Ultimate internal pressure bearing capacity of unconstrained and constrained X80 oil and gas pipelines with three typical dents

Abstract

Three typical dents, denoted as types I, II, and III, encapsulate the prevailing manifestations of mechanical impairment encountered by oil and gas pipelines. Presently, scholarly attention is predominantly directed towards the scrutiny of load-bearing capabilities in pipelines afflicted by a solitary type of dent. To unravel the intricate impact of three typical dents on the performances of dented pipelines, three distinct models of pipeline dents under different constraints were studied in this work. These findings reveal that unconstrained dents consistently exhibit greater plastic strain and deformation zone dimensions compared to their constrained counterparts.
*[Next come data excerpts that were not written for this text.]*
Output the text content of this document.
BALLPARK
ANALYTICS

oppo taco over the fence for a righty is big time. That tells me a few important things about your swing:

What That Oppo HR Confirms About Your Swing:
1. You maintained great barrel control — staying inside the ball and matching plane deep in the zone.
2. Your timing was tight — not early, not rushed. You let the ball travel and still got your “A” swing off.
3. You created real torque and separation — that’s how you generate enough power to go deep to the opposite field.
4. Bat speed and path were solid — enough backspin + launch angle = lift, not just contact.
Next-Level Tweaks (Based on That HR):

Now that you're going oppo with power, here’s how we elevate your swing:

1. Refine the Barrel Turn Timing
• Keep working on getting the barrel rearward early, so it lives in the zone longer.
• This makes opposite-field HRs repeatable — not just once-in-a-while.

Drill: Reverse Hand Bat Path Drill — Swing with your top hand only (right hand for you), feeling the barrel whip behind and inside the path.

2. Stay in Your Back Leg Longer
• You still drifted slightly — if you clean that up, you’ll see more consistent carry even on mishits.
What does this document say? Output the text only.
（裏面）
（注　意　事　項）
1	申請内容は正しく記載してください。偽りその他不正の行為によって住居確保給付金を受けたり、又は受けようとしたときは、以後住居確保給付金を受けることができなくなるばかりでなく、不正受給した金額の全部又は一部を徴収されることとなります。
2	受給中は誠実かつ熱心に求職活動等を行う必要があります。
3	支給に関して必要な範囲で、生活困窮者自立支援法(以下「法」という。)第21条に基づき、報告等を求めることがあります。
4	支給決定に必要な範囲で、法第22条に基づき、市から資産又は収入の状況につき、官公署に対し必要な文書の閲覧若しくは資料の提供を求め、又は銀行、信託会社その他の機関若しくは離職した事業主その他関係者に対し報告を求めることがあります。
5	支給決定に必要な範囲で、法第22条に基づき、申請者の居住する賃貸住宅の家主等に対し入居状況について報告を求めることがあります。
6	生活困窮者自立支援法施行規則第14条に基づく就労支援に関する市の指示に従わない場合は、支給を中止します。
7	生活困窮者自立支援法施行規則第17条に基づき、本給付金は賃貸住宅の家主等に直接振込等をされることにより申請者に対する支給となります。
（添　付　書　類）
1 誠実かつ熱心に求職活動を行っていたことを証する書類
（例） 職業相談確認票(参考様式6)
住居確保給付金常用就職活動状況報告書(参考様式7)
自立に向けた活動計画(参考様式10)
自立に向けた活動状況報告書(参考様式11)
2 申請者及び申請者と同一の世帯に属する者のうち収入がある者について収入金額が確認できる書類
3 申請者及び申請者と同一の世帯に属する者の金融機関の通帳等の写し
The spring-back and rebound performances in unconstrained pipelines were fortified and the external load resistance in constrained pipelines was enhanced by augmenting the indenter diameter and introducing internal pressure. Both unconstrained dents and type I constrained dents failed consistently in the non-dented region, with their ultimate internal pressure resistance unaffected by the constraining factors. In contrast, type II and III constrained dents, featuring smaller indenters, greater dent depths, and reduced diameter-to-thickness ratios, failed within the dented region, which results in a weakened ultimate internal pressure-bearing capacity. Failure occurred in the non-dented region under opposite conditions, leaving the internal pressure resistance unaffected. Finally, dimensionless predictive formulas for the ultimate internal pressures of the type II constrained and type III X80 dented pipelines were obtained through nonlinear fitting. This comprehensive exploration revealed the variations in the ultimate internal pressure-bearing capacities induced by dents, thereby providing valuable insights for pipeline design and safety considerations.